In October 2019, Turkey and Turkish-backed forces took control of the Allouk water station during a military offensive in north-eastern Syria. Turkey has used the water station ever since to put pressure on the Kurdish-led authorities and other regime-backed rebel groups in the area that Ankara considers as terrorist organisations and has targeted for years.

Human Rights Watch has repeatedly criticized Turkey’s role in Syria’s water crisis. ‘Turkish authorities’ failure to ensure adequate water supplies to Kurdish-held areas in Northeast Syria is compromising humanitarian agencies’ ability to prepare and protect vulnerable communities,’ the international organization said.

Damascus has also used water in recent years as a lever to achieve political goals, notably to weaken the different political players in the north of the country, which it sees as a threat to its survival.

Lake Assad
Photo 3: A man stands near water pumps drawing water from the Lake Assad reservoir, in the village of al-Tuwayhinah near the Tabqa Dam along the Euphrates river in Raqqa province in eastern Syria on July 27, 2021. Aid groups and engineers are warning of a looming humanitarian disaster in northeast Syria, where plummeting water levels at hydroelectric dams since January are threatening water and power cutoffs for millions amidst the coronavirus pandemic and economic crisis. Many in the Kurdish-held area are accusing neighbour and archfoe Turkey of weaponising water by tightening the tap upstream. Source: Delil SOULEIMAN / AFP

Syria’s water outlook

More than a decade after the start of the civil war, Syria is still embroiled in political, military, economic and humanitarian crises with no end in sight.
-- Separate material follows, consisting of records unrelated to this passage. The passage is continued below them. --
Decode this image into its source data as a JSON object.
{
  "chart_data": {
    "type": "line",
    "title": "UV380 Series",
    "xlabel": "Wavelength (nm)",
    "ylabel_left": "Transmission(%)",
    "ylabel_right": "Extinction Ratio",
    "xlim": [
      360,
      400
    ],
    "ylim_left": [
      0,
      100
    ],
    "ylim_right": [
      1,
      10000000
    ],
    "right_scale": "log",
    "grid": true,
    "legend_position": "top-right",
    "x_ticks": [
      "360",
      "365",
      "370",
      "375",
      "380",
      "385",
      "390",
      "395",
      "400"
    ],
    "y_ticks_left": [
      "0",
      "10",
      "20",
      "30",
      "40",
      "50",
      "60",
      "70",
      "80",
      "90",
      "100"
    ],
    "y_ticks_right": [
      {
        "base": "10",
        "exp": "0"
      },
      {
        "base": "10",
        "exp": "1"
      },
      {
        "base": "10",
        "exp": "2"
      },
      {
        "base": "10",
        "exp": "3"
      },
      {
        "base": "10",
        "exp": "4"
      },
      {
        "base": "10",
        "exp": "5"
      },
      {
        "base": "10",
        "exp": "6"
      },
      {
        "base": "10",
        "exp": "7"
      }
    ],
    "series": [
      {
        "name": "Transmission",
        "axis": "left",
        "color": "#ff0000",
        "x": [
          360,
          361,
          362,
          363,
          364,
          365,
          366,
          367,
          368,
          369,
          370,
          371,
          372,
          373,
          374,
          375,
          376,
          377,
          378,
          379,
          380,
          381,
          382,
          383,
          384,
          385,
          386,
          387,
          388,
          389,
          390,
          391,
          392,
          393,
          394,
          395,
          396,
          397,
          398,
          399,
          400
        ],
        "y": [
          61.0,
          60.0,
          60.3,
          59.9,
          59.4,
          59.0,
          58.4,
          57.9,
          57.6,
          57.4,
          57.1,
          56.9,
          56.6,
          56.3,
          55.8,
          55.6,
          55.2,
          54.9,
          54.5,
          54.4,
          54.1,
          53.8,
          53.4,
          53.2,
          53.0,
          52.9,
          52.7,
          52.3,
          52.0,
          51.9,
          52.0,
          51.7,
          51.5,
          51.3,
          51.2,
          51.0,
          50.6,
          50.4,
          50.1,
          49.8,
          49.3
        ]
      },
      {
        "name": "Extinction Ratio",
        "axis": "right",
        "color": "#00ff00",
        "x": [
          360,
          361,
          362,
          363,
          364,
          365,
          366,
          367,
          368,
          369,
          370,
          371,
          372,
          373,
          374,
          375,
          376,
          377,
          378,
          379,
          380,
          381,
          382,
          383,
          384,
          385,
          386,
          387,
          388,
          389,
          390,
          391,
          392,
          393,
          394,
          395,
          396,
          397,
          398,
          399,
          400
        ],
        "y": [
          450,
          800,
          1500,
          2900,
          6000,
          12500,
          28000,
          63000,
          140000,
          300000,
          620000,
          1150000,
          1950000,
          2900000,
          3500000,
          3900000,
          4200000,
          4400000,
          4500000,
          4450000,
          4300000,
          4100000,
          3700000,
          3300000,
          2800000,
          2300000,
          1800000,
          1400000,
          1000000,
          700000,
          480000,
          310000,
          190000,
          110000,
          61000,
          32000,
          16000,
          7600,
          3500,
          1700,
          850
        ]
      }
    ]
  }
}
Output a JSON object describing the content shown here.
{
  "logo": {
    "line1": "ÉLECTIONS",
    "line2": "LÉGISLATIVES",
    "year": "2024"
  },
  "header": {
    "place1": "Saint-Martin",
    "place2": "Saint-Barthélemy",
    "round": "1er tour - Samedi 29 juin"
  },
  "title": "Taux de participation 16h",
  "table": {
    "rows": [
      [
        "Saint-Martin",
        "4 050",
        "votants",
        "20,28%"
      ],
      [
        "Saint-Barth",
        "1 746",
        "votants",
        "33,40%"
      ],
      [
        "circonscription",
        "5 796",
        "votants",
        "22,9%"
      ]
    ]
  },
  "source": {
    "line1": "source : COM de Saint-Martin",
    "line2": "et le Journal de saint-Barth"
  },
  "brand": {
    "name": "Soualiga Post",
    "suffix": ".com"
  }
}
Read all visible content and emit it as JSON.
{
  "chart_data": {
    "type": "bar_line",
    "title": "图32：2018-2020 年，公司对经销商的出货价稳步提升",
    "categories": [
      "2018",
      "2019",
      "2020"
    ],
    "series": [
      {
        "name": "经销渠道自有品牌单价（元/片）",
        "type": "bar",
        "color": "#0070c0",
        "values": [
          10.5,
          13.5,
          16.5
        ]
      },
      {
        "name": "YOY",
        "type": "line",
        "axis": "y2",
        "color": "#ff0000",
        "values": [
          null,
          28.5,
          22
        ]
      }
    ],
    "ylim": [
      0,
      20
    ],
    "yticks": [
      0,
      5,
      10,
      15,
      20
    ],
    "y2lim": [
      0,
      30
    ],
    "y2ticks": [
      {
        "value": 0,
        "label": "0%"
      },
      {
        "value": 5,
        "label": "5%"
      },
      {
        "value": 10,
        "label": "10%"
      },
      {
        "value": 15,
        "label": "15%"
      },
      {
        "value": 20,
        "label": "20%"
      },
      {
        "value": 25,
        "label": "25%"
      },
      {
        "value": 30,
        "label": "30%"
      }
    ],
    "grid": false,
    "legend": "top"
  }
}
Internal and external factors have perpetuated the conflict, with none of the players involved seeming willing to alleviate the destruction and division the country is suffering.

After years of mismanagement of natural resources, structural reform is needed to address the water scarcity Syria is facing.

Unfortunately, reform of local and regional administrations in the short term, as proposed in other countries to support a swift move towards more sustainable and efficient water management, does not seem realistic considering the current situation in Syria and the involvement of more than one nation. A more feasible and beneficial solution for the region could be a water-sharing agreement between Turkey, Syria and Iraq for the Euphrates, drawn up under the rules of the UN and other international organizations.